Charlie was almost too eager himself to put the Russian down but held back for the pathologist. “No, of course not!” rejected the doctor, careless of the obvious exasperation.

“Whoever did what they did to him certainly didn’t want to spare him pain,” picked up Charlie. “It’s an outside guess that his killers used sleeping pills or draughts to sedate him after the torture to get him into the embassy grounds without risking an alarm, once the CCTV was out of action.”

“It was too faint for that,” argued Ivanov. “It’s a sleeping preparation.”

“I called it an outside guess,” reminded Charlie, an escape route prepared. Having established far more than he’d hoped, Charlie turned to Guzov and said, “Why don’t we talk things through now?” putting the impending exchange very firmly under his, not Guzov’s, control.


The room was a marginal improvement upon what Charlie had at the British embassy, but it would have required a micrometer to measure that margin. At least the smell of formaldehyde and disinfectant was less. And his success in reversing how Guzov had clearly intended their meeting to go had done a lot to ease the tightening alcoholic band around Charlie’s head: in fact, there was hardly any ache troubling him any longer. Determined to build upon what he had already achieved and using his newly acquired folder as a prompt, Charlie said at once, “This has been an extremely useful, confirming discussion. Our respective scientists have positively but independently matched the blood as well as the barbitumiv content within the victim’s body. There has been a very calculated and well-planned attempt to conceal the identity, not just upon the body, but by cutting all the labels from the clothing as well as emptying its pockets. . ” He looked between the two Russians, refusing to accord seniority to Guzov. “London believes there could be a lot more discovered from the clothes and so far we haven’t discussed them. I’m told forensically they could be far more productive, providing dust, fibers, hair other than that of the victim, under detailed analysis. I’ve been asked formally to request that everything the man was wearing be made available to London when your detailed examination is concluded, so that we can continue the cooperation that we’re enjoying now-”

“Let’s stop right there!” halted a now very red-faced Guzov, unable any longer to contain the indignation at being so completely steamrollered. “What cooperation? So far everything has come from us, nothing from you. I do not know anything about cooperation being agreed. And-”

“I thought I had explained my operational difficulty very clearly and fully,” blocked Charlie, in turn. “And understood from what you told me earlier today that Secretary Kashev was currently involved in trying to resolve that difficulty.”

“Until which time and until there is some reciprocity from your side, I do not consider a case for cooperation has been established or agreed!”

Hardball or softball? Somewhere in between, Charlie decided. “You also told me this morning that you were representing your ministry. Is the view you have expressed that of your ministry? If it is, then it is obviously a matter I shall have to raise with London.”

“I am talking of the lack of reciprocity.” The man backed off.

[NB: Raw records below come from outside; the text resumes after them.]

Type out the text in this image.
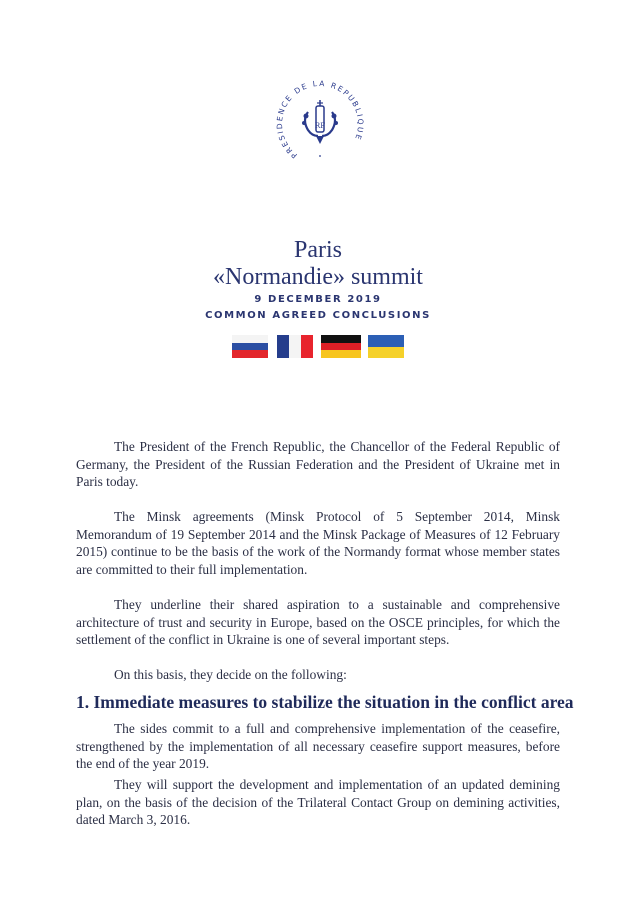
PRESIDENCE DE LA REPUBLIQUE
RF
Paris
«Normandie» summit
9 DECEMBER 2019
COMMON AGREED CONCLUSIONS

The President of the French Republic, the Chancellor of the Federal Republic of Germany, the President of the Russian Federation and the President of Ukraine met in Paris today.

The Minsk agreements (Minsk Protocol of 5 September 2014, Minsk Memorandum of 19 September 2014 and the Minsk Package of Measures of 12 February 2015) continue to be the basis of the work of the Normandy format whose member states are committed to their full implementation.

They underline their shared aspiration to a sustainable and comprehensive architecture of trust and security in Europe, based on the OSCE principles, for which the settlement of the conflict in Ukraine is one of several important steps.

On this basis, they decide on the following:

1. Immediate measures to stabilize the situation in the conflict area

The sides commit to a full and comprehensive implementation of the ceasefire, strengthened by the implementation of all necessary ceasefire support measures, before the end of the year 2019.

They will support the development and implementation of an updated demining plan, on the basis of the decision of the Trilateral Contact Group on demining activities, dated March 3, 2016.
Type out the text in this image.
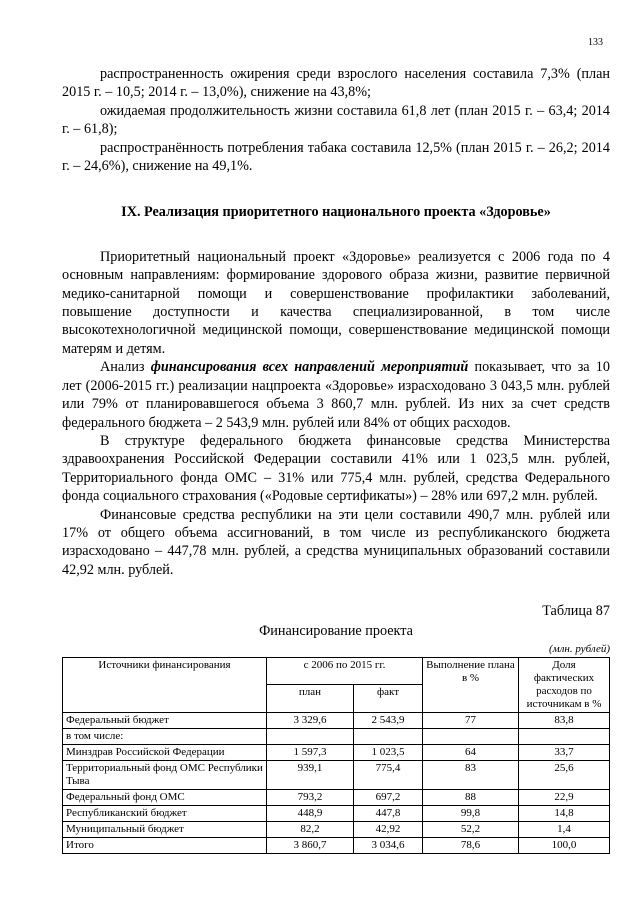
133

распространенность ожирения среди взрослого населения составила 7,3% (план 2015 г. – 10,5; 2014 г. – 13,0%), снижение на 43,8%;

ожидаемая продолжительность жизни составила 61,8 лет (план 2015 г. – 63,4; 2014 г. – 61,8);

распространённость потребления табака составила 12,5% (план 2015 г. – 26,2; 2014 г. – 24,6%), снижение на 49,1%.

IX. Реализация приоритетного национального проекта «Здоровье»

Приоритетный национальный проект «Здоровье» реализуется с 2006 года по 4 основным направлениям: формирование здорового образа жизни, развитие первичной медико-санитарной помощи и совершенствование профилактики заболеваний, повышение доступности и качества специализированной, в том числе высокотехнологичной медицинской помощи, совершенствование медицинской помощи матерям и детям.

Анализ финансирования всех направлений мероприятий показывает, что за 10 лет (2006-2015 гг.) реализации нацпроекта «Здоровье» израсходовано 3 043,5 млн. рублей или 79% от планировавшегося объема 3 860,7 млн. рублей. Из них за счет средств федерального бюджета – 2 543,9 млн. рублей или 84% от общих расходов.

В структуре федерального бюджета финансовые средства Министерства здравоохранения Российской Федерации составили 41% или 1 023,5 млн. рублей, Территориального фонда ОМС – 31% или 775,4 млн. рублей, средства Федерального фонда социального страхования («Родовые сертификаты») – 28% или 697,2 млн. рублей.

Финансовые средства республики на эти цели составили 490,7 млн. рублей или 17% от общего объема ассигнований, в том числе из республиканского бюджета израсходовано – 447,78 млн. рублей, а средства муниципальных образований составили 42,92 млн. рублей.

Таблица 87
Финансирование проекта
(млн. рублей)
Источники финансирования	с 2006 по 2015 гг.		Выполнение плана в %	Доля фактических расходов по источникам в %
	план	факт		
Федеральный бюджет	3 329,6	2 543,9	77	83,8
в том числе:				
Минздрав Российской Федерации	1 597,3	1 023,5	64	33,7
Территориальный фонд ОМС Республики Тыва	939,1	775,4	83	25,6
Федеральный фонд ОМС	793,2	697,2	88	22,9
Республиканский бюджет	448,9	447,8	99,8	14,8
Муниципальный бюджет	82,2	42,92	52,2	1,4
Итого	3 860,7	3 034,6	78,6	100,0
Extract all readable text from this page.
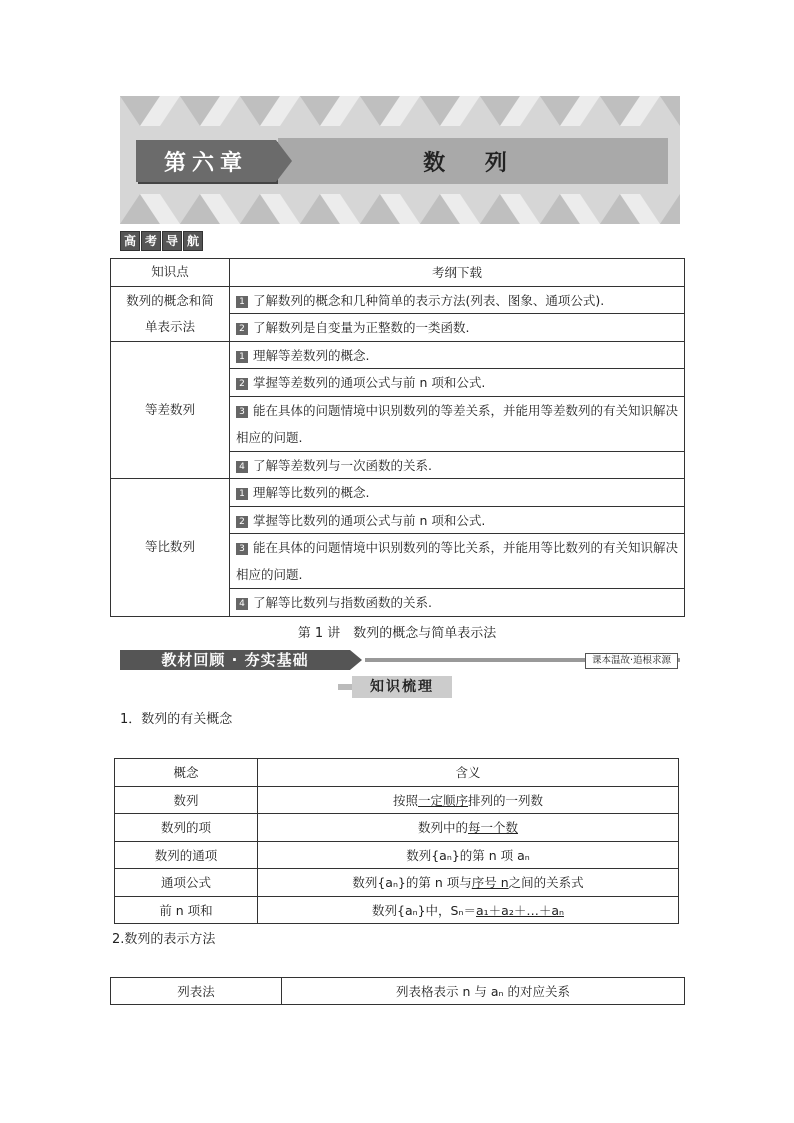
数 列
第六章
高 考 导 航
知识点	考纲下载
数列的概念和简单表示法	1 了解数列的概念和几种简单的表示方法(列表、图象、通项公式).
	2 了解数列是自变量为正整数的一类函数.
等差数列	1 理解等差数列的概念.
	2 掌握等差数列的通项公式与前 n 项和公式.
	3 能在具体的问题情境中识别数列的等差关系，并能用等差数列的有关知识解决相应的问题.
	4 了解等差数列与一次函数的关系.
等比数列	1 理解等比数列的概念.
	2 掌握等比数列的通项公式与前 n 项和公式.
	3 能在具体的问题情境中识别数列的等比关系，并能用等比数列的有关知识解决相应的问题.
	4 了解等比数列与指数函数的关系.
第 1 讲　数列的概念与简单表示法
教材回顾 · 夯实基础	课本温故·追根求源
知识梳理
1．数列的有关概念
概念	含义
数列	按照一定顺序排列的一列数
数列的项	数列中的每一个数
数列的通项	数列{aₙ}的第 n 项 aₙ
通项公式	数列{aₙ}的第 n 项与序号 n之间的关系式
前 n 项和	数列{aₙ}中，Sₙ＝a₁＋a₂＋…＋aₙ
2.数列的表示方法
列表法	列表格表示 n 与 aₙ 的对应关系
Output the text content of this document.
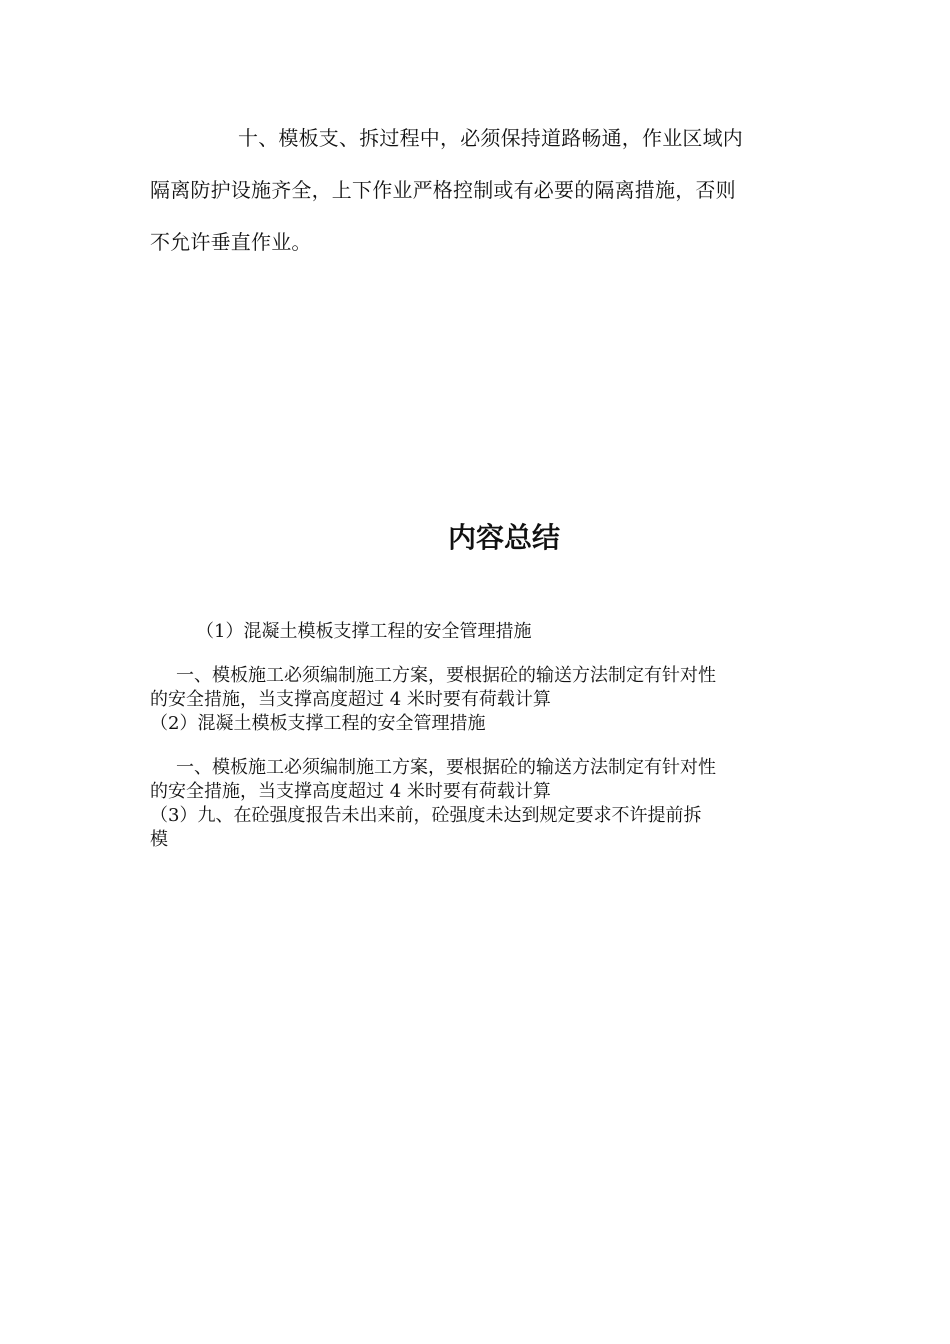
十、模板支、拆过程中，必须保持道路畅通，作业区域内

隔离防护设施齐全，上下作业严格控制或有必要的隔离措施，否则

不允许垂直作业。

内容总结

（1）混凝土模板支撑工程的安全管理措施

一、模板施工必须编制施工方案，要根据砼的输送方法制定有针对性

的安全措施，当支撑高度超过 4 米时要有荷载计算

（2）混凝土模板支撑工程的安全管理措施

一、模板施工必须编制施工方案，要根据砼的输送方法制定有针对性

的安全措施，当支撑高度超过 4 米时要有荷载计算

（3）九、在砼强度报告未出来前，砼强度未达到规定要求不许提前拆

模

Which wasn’t an answer to his question but certainly was to Guzov’s bombast, thought Charlie. “I find myself at a loss to know how to continue this conversation. I believed I had made very clear the matching medical findings I shall be able to provide from London. As well as the CCTV enhancements that we talked about at the meeting at Petrovka. We’re at a stalemate here.”

“I am sure it is something that can be resolved, although perhaps not today,” came in Pavel, whose irritable looks at the other Russian, as well as annoyed shifting in his seat, Charlie had been aware of during his exchange with Guzov.

“I would certainly hope so, as soon as possible,” said Charlie. He’d achieved everything and more than he’d hoped, and there was still time to keep the luncheon appointment with Bill Bundy. He hoped he’d do as well there, too.